The scoop: The new U.K. tax credit for production expenditure within the U.K. is finally up and running like clockwork. The rebate is being paid to the penny, and well within the 28 days promised by Her Majesty’s Revenue and Customs. It’s a complex formula, but in simplified terms, films that pass the British cultural test and cost under £20 million ($40 million) can claim back 25% of their U.K. spend (up to a maximum of 20% of their total budget); more expensive films can claim 20% (up to 16% of the total).
That’s particularly attractive for big Hollywood movies, such as “Sweeney Todd,” now shooting at Pinewood, because the British government will effectively pay a quarter of star Johnny Depp’s salary.
Exchange rates aren’t favorable at the moment, but in fact, the U.K. Film Council claims that when exchange rates are combined with other factors, the inflation of British production costs for American producers over the past five years has been less than in the other major overseas shooting locations, such as Eastern Europe or Australia.
But for Blighty, the ace in the hole has always been a quality of crew and a depth of local talent.
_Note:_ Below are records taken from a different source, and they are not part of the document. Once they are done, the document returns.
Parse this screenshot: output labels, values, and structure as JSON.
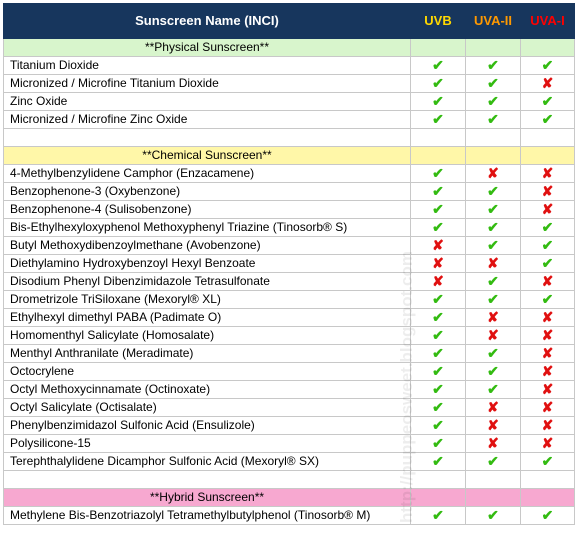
{
  "header": {
    "name": "Sunscreen Name (INCI)",
    "uvb": "UVB",
    "uva2": "UVA-II",
    "uva1": "UVA-I"
  },
  "colors": {
    "header_bg": "#17365d",
    "uvb": "#ffd800",
    "uva2": "#ff9900",
    "uva1": "#ff0000",
    "check": "#33bb11",
    "cross": "#e01010",
    "physical_bg": "#d8f5cc",
    "chemical_bg": "#fff7a8",
    "hybrid_bg": "#f7a8d0"
  },
  "marks": {
    "yes": "✔",
    "no": "✘"
  },
  "watermark": "http://puppeosweet.blogspot.com",
  "sections": [
    {
      "title": "**Physical Sunscreen**",
      "kind": "physical",
      "rows": [
        {
          "name": "Titanium Dioxide",
          "uvb": true,
          "uva2": true,
          "uva1": true
        },
        {
          "name": "Micronized / Microfine Titanium Dioxide",
          "uvb": true,
          "uva2": true,
          "uva1": false
        },
        {
          "name": "Zinc Oxide",
          "uvb": true,
          "uva2": true,
          "uva1": true
        },
        {
          "name": "Micronized / Microfine Zinc Oxide",
          "uvb": true,
          "uva2": true,
          "uva1": true
        }
      ]
    },
    {
      "title": "**Chemical Sunscreen**",
      "kind": "chemical",
      "rows": [
        {
          "name": "4-Methylbenzylidene Camphor (Enzacamene)",
          "uvb": true,
          "uva2": false,
          "uva1": false
        },
        {
          "name": "Benzophenone-3 (Oxybenzone)",
          "uvb": true,
          "uva2": true,
          "uva1": false
        },
        {
          "name": "Benzophenone-4 (Sulisobenzone)",
          "uvb": true,
          "uva2": true,
          "uva1": false
        },
        {
          "name": "Bis-Ethylhexyloxyphenol Methoxyphenyl Triazine (Tinosorb® S)",
          "uvb": true,
          "uva2": true,
          "uva1": true
        },
        {
          "name": "Butyl Methoxydibenzoylmethane (Avobenzone)",
          "uvb": false,
          "uva2": true,
          "uva1": true
        },
        {
          "name": "Diethylamino Hydroxybenzoyl Hexyl Benzoate",
          "uvb": false,
          "uva2": false,
          "uva1": true
        },
        {
          "name": "Disodium Phenyl Dibenzimidazole Tetrasulfonate",
          "uvb": false,
          "uva2": true,
          "uva1": false
        },
        {
          "name": "Drometrizole TriSiloxane (Mexoryl® XL)",
          "uvb": true,
          "uva2": true,
          "uva1": true
        },
        {
          "name": "Ethylhexyl dimethyl PABA (Padimate O)",
          "uvb": true,
          "uva2": false,
          "uva1": false
        },
        {
          "name": "Homomenthyl Salicylate (Homosalate)",
          "uvb": true,
          "uva2": false,
          "uva1": false
        },
        {
          "name": "Menthyl Anthranilate (Meradimate)",
          "uvb": true,
          "uva2": true,
          "uva1": false
        },
        {
          "name": "Octocrylene",
          "uvb": true,
          "uva2": true,
          "uva1": false
        },
        {
          "name": "Octyl Methoxycinnamate (Octinoxate)",
          "uvb": true,
          "uva2": true,
          "uva1": false
        },
        {
          "name": "Octyl Salicylate (Octisalate)",
          "uvb": true,
          "uva2": false,
          "uva1": false
        },
        {
          "name": "Phenylbenzimidazol Sulfonic Acid (Ensulizole)",
          "uvb": true,
          "uva2": false,
          "uva1": false
        },
        {
          "name": "Polysilicone-15",
          "uvb": true,
          "uva2": false,
          "uva1": false
        },
        {
          "name": "Terephthalylidene Dicamphor Sulfonic Acid (Mexoryl® SX)",
          "uvb": true,
          "uva2": true,
          "uva1": true
        }
      ]
    },
    {
      "title": "**Hybrid Sunscreen**",
      "kind": "hybrid",
      "rows": [
        {
          "name": "Methylene Bis-Benzotriazolyl Tetramethylbutylphenol (Tinosorb® M)",
          "uvb": true,
          "uva2": true,
          "uva1": true
        }
      ]
    }
  ]
}
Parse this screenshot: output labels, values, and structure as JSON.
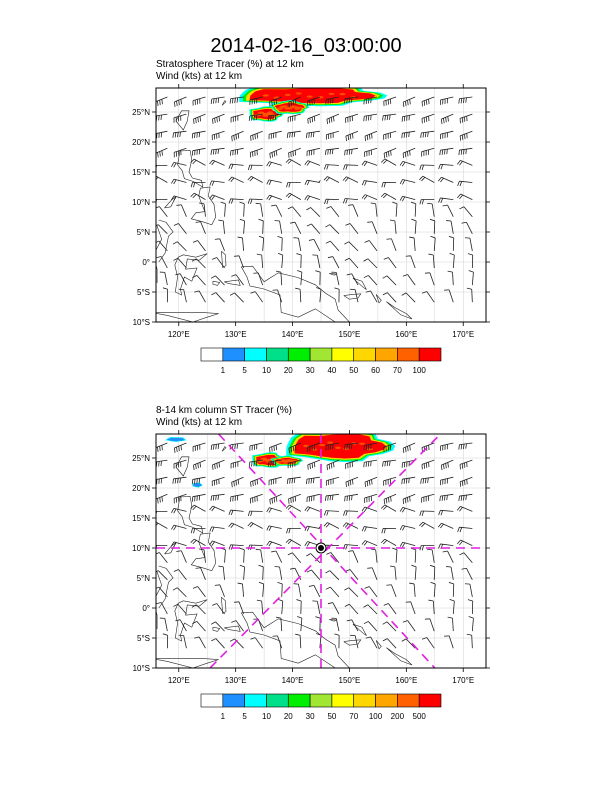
{
  "title": "2014-02-16_03:00:00",
  "colors": {
    "land_outline": "#222222",
    "grid": "#d0d0d0",
    "cross_section": "#e020e0",
    "barb": "#222222"
  },
  "chart_data": [
    {
      "type": "map",
      "panel": "top",
      "title_line1": "Stratosphere Tracer   (%)     at   12 km",
      "title_line2": "Wind    (kts)      at   12 km",
      "xlim": [
        116,
        174
      ],
      "ylim": [
        -10,
        29
      ],
      "xticks": [
        120,
        130,
        140,
        150,
        160,
        170
      ],
      "xtick_labels": [
        "120°E",
        "130°E",
        "140°E",
        "150°E",
        "160°E",
        "170°E"
      ],
      "yticks": [
        25,
        20,
        15,
        10,
        5,
        0,
        -5,
        -10
      ],
      "ytick_labels": [
        "25°N",
        "20°N",
        "15°N",
        "10°N",
        "5°N",
        "0°",
        "5°S",
        "10°S"
      ],
      "colorbar": {
        "labels": [
          "1",
          "5",
          "10",
          "20",
          "30",
          "40",
          "50",
          "60",
          "70",
          "100"
        ],
        "colors": [
          "#ffffff",
          "#1e90ff",
          "#00ffff",
          "#00e08a",
          "#00ee00",
          "#a0e632",
          "#ffff00",
          "#ffd700",
          "#ffa500",
          "#ff6000",
          "#ff0000"
        ]
      },
      "tracer_blobs": [
        {
          "lon_min": 132,
          "lon_max": 154,
          "lat_min": 26.5,
          "lat_max": 29,
          "level": "high"
        },
        {
          "lon_min": 133,
          "lon_max": 137.5,
          "lat_min": 23.8,
          "lat_max": 25.5,
          "level": "high"
        },
        {
          "lon_min": 137,
          "lon_max": 142,
          "lat_min": 25,
          "lat_max": 26.5,
          "level": "high"
        }
      ],
      "cross_section": false
    },
    {
      "type": "map",
      "panel": "bottom",
      "title_line1": "8-14 km column ST Tracer   (%)",
      "title_line2": "Wind    (kts)      at   12 km",
      "xlim": [
        116,
        174
      ],
      "ylim": [
        -10,
        29
      ],
      "xticks": [
        120,
        130,
        140,
        150,
        160,
        170
      ],
      "xtick_labels": [
        "120°E",
        "130°E",
        "140°E",
        "150°E",
        "160°E",
        "170°E"
      ],
      "yticks": [
        25,
        20,
        15,
        10,
        5,
        0,
        -5,
        -10
      ],
      "ytick_labels": [
        "25°N",
        "20°N",
        "15°N",
        "10°N",
        "5°N",
        "0°",
        "5°S",
        "10°S"
      ],
      "colorbar": {
        "labels": [
          "1",
          "5",
          "10",
          "20",
          "30",
          "50",
          "70",
          "100",
          "200",
          "500"
        ],
        "colors": [
          "#ffffff",
          "#1e90ff",
          "#00ffff",
          "#00e08a",
          "#00ee00",
          "#a0e632",
          "#ffff00",
          "#ffd700",
          "#ffa500",
          "#ff6000",
          "#ff0000"
        ]
      },
      "tracer_blobs": [
        {
          "lon_min": 140,
          "lon_max": 156,
          "lat_min": 25,
          "lat_max": 29,
          "level": "high"
        },
        {
          "lon_min": 133.5,
          "lon_max": 138,
          "lat_min": 23.8,
          "lat_max": 25.5,
          "level": "high"
        },
        {
          "lon_min": 137,
          "lon_max": 141,
          "lat_min": 24,
          "lat_max": 25,
          "level": "high"
        },
        {
          "lon_min": 118,
          "lon_max": 121,
          "lat_min": 27.8,
          "lat_max": 28.4,
          "level": "low"
        },
        {
          "lon_min": 122.5,
          "lon_max": 124,
          "lat_min": 20.2,
          "lat_max": 20.8,
          "level": "low"
        }
      ],
      "cross_section": true,
      "cross_center": [
        145,
        10
      ]
    }
  ]
}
Plus, everyone speaks English.
Bonus: While construction costs in Eastern and Central Europe are cheaper, insiders say you get what you pay for, and that Blighty’s builders provide some of the best skills around — poor workmanship means that final costs can diverge dramatically from the upfront budget.
Shot there: “Sweeney Todd,” directed by Tim Burton
Hot spot: The Paint Hall, Belfast, Northern Ireland, is a cavernous former workshop in the Belfast docks that has been transformed into a production studio for Walden Media’s “City of Ember.”Northern Ireland Screen has taken out a three-year lease on the space, and on a nearby gymnasium for art departments, costumes and the like, with the ambitious goal of keeping the Paint Hall going as a permanent film facility.